Der Verband unterstützt die Fischereivereine bei der Hege der Fischbestände. Hege bedeutet die Schaffung und Erhaltung artenreicher heimischer Fischbestände, die der Größe und Beschaffenheit der Gewässer entsprechen.

Diese Formulierungen entsprechen § 3 des Landesfischereigesetzes (LFG) entnommen. Sie verpflichten die Fischereivereine zur Pflege des Gewässers und zur Hege des Fischbestandes.

Diese Maßnahmen bestehen nicht nur aus Fischbesatz, sondern zielen auch auf die Verbesserung der Lebensbedingungen für Fische, wo dies wegen der Strukturarmut der Gewässer angebracht ist.

In diesem Sinne können z. B.

– Kleingewässer und Flachufer angelegt und bepflanzt,

– Kiesbetten aufgeschüttet oder aufgelockert,

– Totholz oder Störsteine eingebracht und

– Wehre und Sohlschwellen abgebaut bzw. Fischwanderhilfen installiert werden.

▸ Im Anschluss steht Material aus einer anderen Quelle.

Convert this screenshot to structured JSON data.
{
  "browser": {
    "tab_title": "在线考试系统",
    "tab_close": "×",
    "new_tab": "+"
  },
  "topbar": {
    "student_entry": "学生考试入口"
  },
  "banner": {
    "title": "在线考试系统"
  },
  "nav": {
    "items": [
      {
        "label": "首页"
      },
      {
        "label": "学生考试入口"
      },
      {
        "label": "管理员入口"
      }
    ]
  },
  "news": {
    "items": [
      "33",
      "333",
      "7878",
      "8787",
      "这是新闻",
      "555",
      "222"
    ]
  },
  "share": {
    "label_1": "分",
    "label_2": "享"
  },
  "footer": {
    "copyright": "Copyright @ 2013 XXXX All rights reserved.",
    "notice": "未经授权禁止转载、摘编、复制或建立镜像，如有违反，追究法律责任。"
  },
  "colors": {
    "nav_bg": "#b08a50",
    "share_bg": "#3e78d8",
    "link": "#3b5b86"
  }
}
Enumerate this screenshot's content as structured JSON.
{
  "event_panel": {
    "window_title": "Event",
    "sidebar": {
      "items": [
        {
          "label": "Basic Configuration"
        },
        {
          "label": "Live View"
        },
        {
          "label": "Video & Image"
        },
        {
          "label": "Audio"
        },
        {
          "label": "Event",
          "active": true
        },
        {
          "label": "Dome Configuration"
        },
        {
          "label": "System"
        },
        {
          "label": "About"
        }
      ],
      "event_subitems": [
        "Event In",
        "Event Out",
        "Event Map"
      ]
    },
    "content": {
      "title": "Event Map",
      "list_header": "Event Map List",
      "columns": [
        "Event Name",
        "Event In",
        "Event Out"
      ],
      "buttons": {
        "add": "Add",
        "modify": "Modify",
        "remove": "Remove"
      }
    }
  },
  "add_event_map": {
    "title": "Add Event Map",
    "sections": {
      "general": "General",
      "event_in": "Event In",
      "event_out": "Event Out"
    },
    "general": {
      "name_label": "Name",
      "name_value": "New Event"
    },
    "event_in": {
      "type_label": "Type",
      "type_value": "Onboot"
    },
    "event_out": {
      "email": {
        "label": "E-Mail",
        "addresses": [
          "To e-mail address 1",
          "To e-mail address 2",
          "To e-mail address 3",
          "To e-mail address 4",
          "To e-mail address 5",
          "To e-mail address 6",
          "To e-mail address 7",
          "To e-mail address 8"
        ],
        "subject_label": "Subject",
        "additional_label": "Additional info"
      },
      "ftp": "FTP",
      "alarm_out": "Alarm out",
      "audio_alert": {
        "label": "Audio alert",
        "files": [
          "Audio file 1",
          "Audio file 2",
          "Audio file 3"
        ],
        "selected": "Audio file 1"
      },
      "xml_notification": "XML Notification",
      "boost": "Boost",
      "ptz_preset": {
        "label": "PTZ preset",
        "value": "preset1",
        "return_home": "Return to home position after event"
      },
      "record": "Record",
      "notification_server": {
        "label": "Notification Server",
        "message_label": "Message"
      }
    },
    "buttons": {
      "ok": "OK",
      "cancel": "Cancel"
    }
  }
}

Fischhege wird auch ausgeübt, wenn Fischarten, die sich übermäßig entwickelt haben, gezielt befischt werden. Darüber hinaus ist die Aneignung von Fischen ein eigentumsgleiches Recht, von dem durch den Angler auf nachhaltige, d. h. naturverträgliche Weise Gebrauch gemacht wird.